Anyway, this is what I often do on the weekends with other crazy friends into experimental archeology. If that sounds like a good time, you can learn more at our regional SCA group’s website.

Madame History won’t always just be me, however! I’m currently working with a few select historians, reenactors, storytellers, and educators to bring fresh, fascinating content and experiences for your enjoyment!

How I Met Madame Jones

Bangor Historical Society had a walking tour, the Devil’s Half Acre, which had lain dormant for some time.

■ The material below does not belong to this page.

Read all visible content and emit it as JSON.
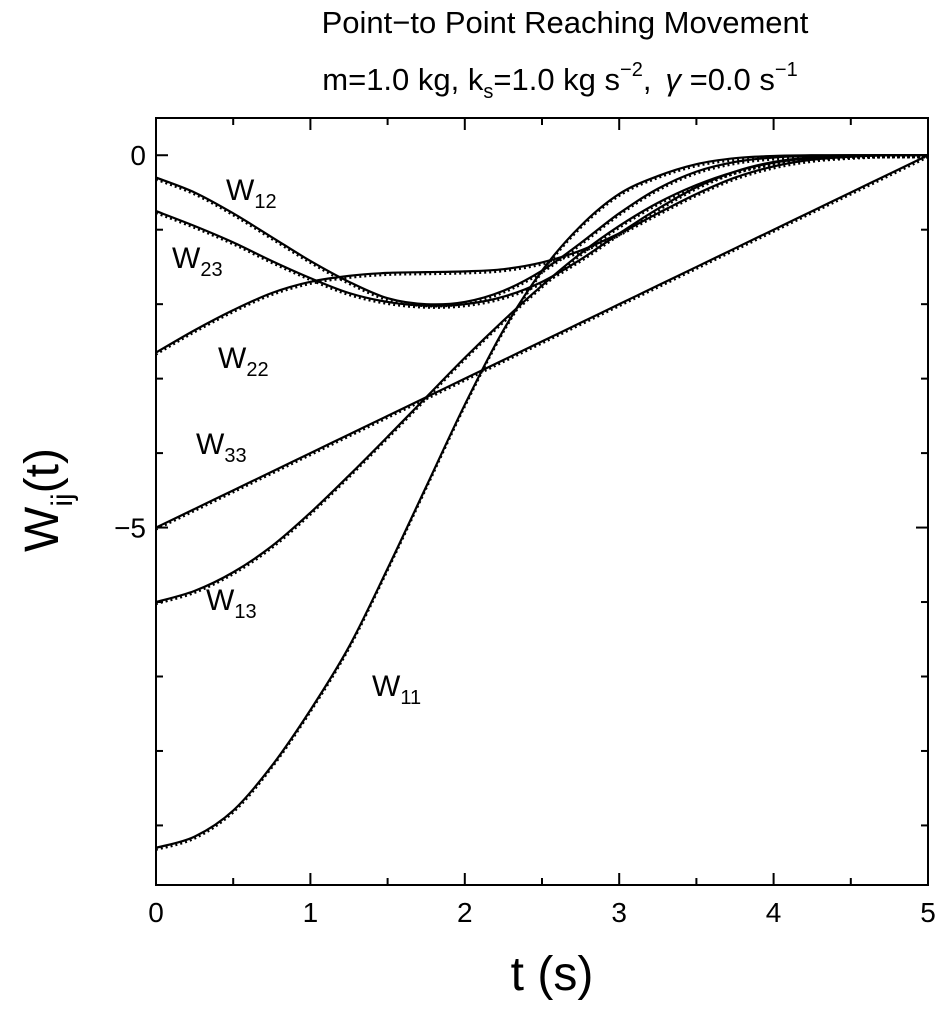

While talking about Bangor’s colorful personalities, I suggested to my friend Melissa, then the director of the BHS, that the tour be delivered by Bangor’s notorious Madame, Fan Jones.

I began to offer a rebooted Devil’s Half Acre tour in June of 2015, in full Victorian costume, all the layers, from stockings to bustle to petticoat to overdress.

One hot summer night, I decided to skip out on the top two layers and just wear the underdress.

It proved to be a hit (and much more comfortable!) and while the real Fan would have absolutely not been seen in such a state of undress, it works for modern audiences.

Fan Jones is a captivating character. “My” version of Fan was created based on local legend and historic accounts of the woman herself (and I’m always learning more about her!) In spite of her fame and generosity, while she rests in a prominent, front plot in Mount Hope Cemetery, she doesn’t have a headstone or marker to her name.

She’s become a better-remembered icon than some of her sisters: the brothel in the novel The Strange Woman is reported to be based on her Harlow Street property, and Ardeana Hamlin Knowles‘s well-loved novel Pink Chimneys features Fanny, a fictional character loosely based on the real Jones, a boutique Maine-made gin named for her, and even -briefly- a small local rock band.

While there are many other stories I’m working on telling, I will always be happy to spend time “being Fan” and look forward to my regular “hustle in the bustle” walking tours of the neighborhoods she loved.